The need for bigger sports like football and basketball to be successful puts stress on the university’s spending. If overall revenue was lower than it had been in previous seasons, the university needed to make sure those sports remained competitive compared to the amount of invested money.
College athletics are bigger than football and basketball. There are countless athletes at the UI that put in the same effort and get half the return from the world around them.
When the money needs to go where the attention is, it’s going away from the sports that need it more.
No
 I harken back to University of Iowa professor Charles Munro’s Business of Sport Communication class when I tell you revenue-generating sports don’t overshadow the work of others.
Indeed, one might argue the attention on football and basketball diminishes the impact nationally successful wrestling teams have had on Iowa.

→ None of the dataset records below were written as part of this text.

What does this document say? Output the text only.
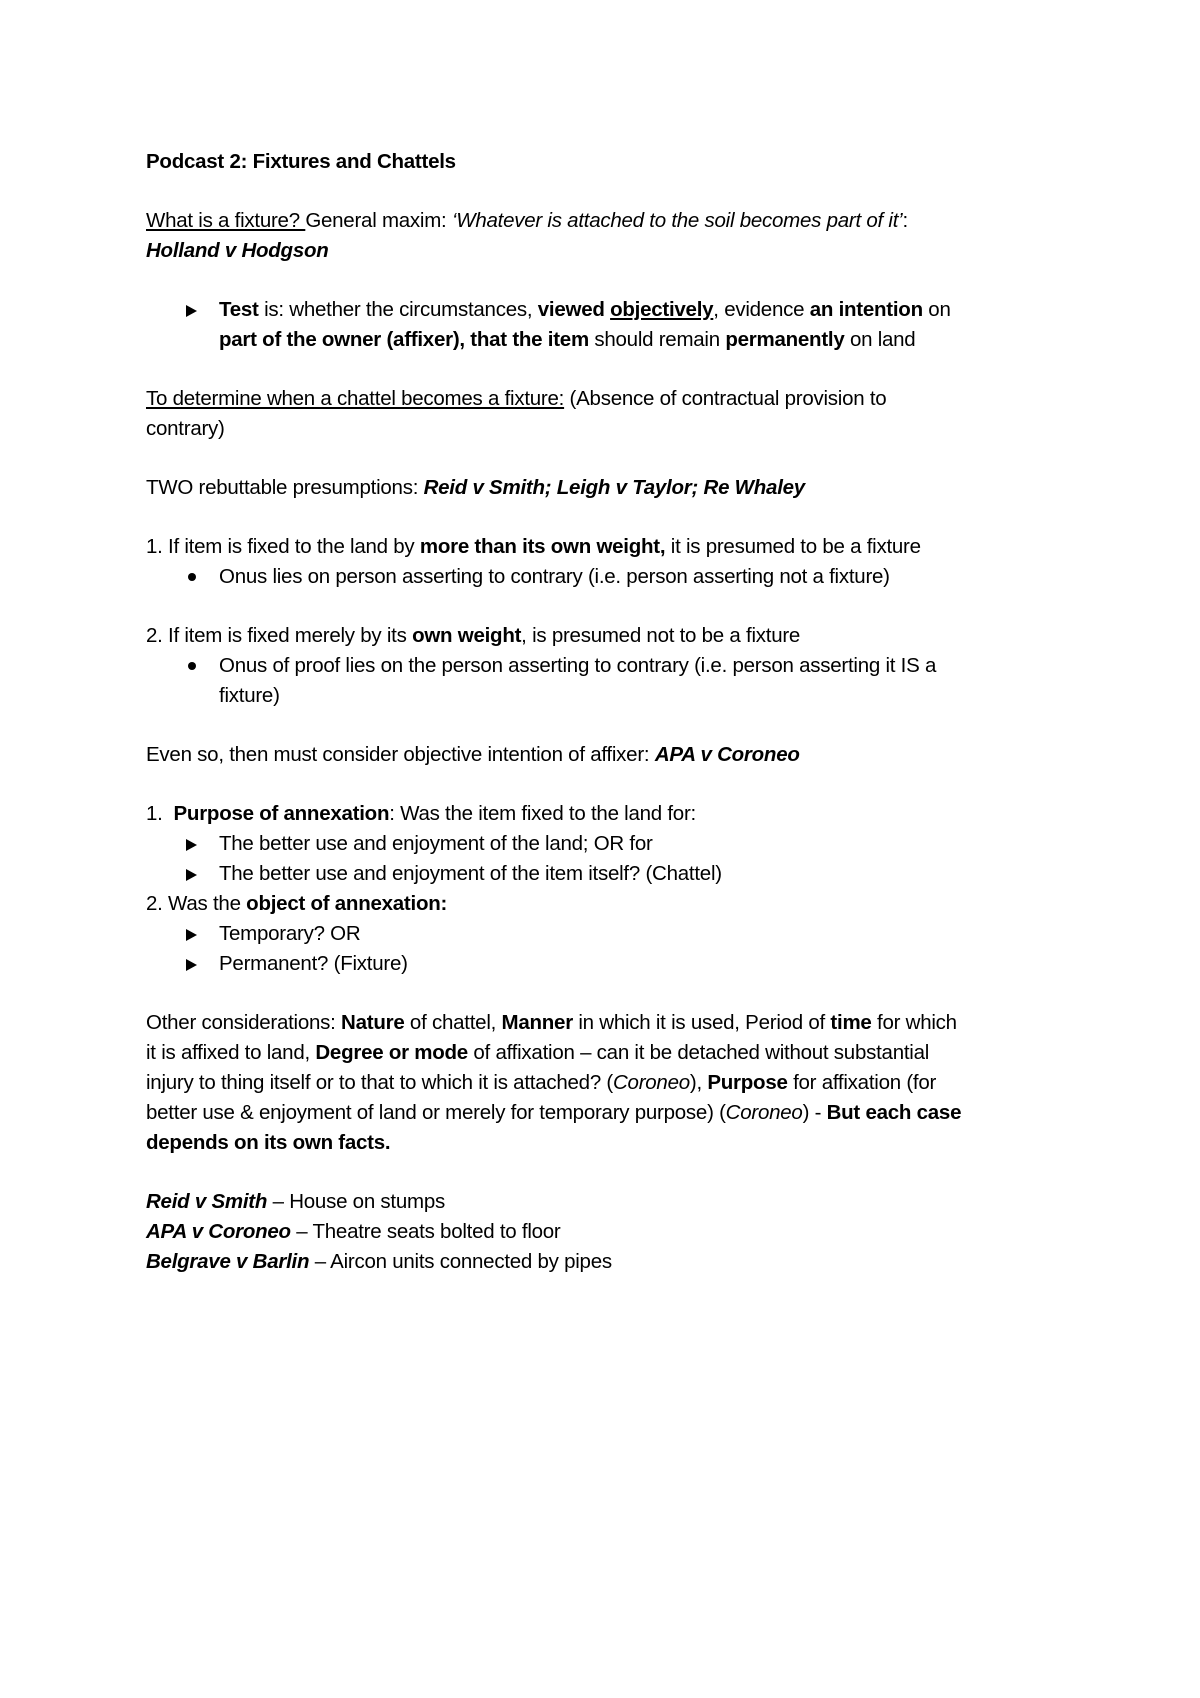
Podcast 2: Fixtures and Chattels
What is a fixture? General maxim: ‘Whatever is attached to the soil becomes part of it’:
Holland v Hodgson
Test is: whether the circumstances, viewed objectively, evidence an intention on
part of the owner (affixer), that the item should remain permanently on land
To determine when a chattel becomes a fixture: (Absence of contractual provision to
contrary)
TWO rebuttable presumptions: Reid v Smith; Leigh v Taylor; Re Whaley
1. If item is fixed to the land by more than its own weight, it is presumed to be a fixture
Onus lies on person asserting to contrary (i.e. person asserting not a fixture)
2. If item is fixed merely by its own weight, is presumed not to be a fixture
Onus of proof lies on the person asserting to contrary (i.e. person asserting it IS a
fixture)
Even so, then must consider objective intention of affixer: APA v Coroneo
1.  Purpose of annexation: Was the item fixed to the land for:
The better use and enjoyment of the land; OR for
The better use and enjoyment of the item itself? (Chattel)
2. Was the object of annexation:
Temporary? OR
Permanent? (Fixture)
Other considerations: Nature of chattel, Manner in which it is used, Period of time for which
it is affixed to land, Degree or mode of affixation – can it be detached without substantial
injury to thing itself or to that to which it is attached? (Coroneo), Purpose for affixation (for
better use & enjoyment of land or merely for temporary purpose) (Coroneo) - But each case
depends on its own facts.
Reid v Smith – House on stumps
APA v Coroneo – Theatre seats bolted to floor
Belgrave v Barlin – Aircon units connected by pipes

But wrestling is still a revenue-generating sport, albeit on a smaller scale, and it all boils down to the market and what the people want. Thanks, Charles.
Wrestling is a perfect case in point. Within its niche, Iowa wrestling is huge. It packs Carver-Hawkeye Arena, and wrestling fans across the U.S. can easily point to the legends left behind from Dan Gable to Jaydin Eierman.
The same goes for field hockey, volleyball, and track. The groups that pay close attention to these sports in this country give them the recognition they deserve here at Iowa.
But those groups are small. Football, men’s basketball, and now women’s basketball command so much of the attention at Iowa because they’re the three sports that capture the entire country — not just select groups.
The attention to these Hawkeye sports is deserved, as is attention to the small sports succeeding, but to say they’re detrimental to the latter is an unfair description. To pour more money into programs that much fewer Americans statistically pay attention to is economically unsound.
Each sport has its market that it operates in. Iowa football is so popular because the sport of football is so popular, and the market is massive. Field hockey unfortunately just cannot possibly gather enough traction in this country to compete.
In fact, that’s beneficial to the small sports when you recognize the profits from football go to funding the smaller sports, many of which — like women’s basketball before Caitlin Clark rolled onto the scene — lose money each year.
Iowa’s revenue-generating sports aren’t detrimental to smaller sports — they keep them alive.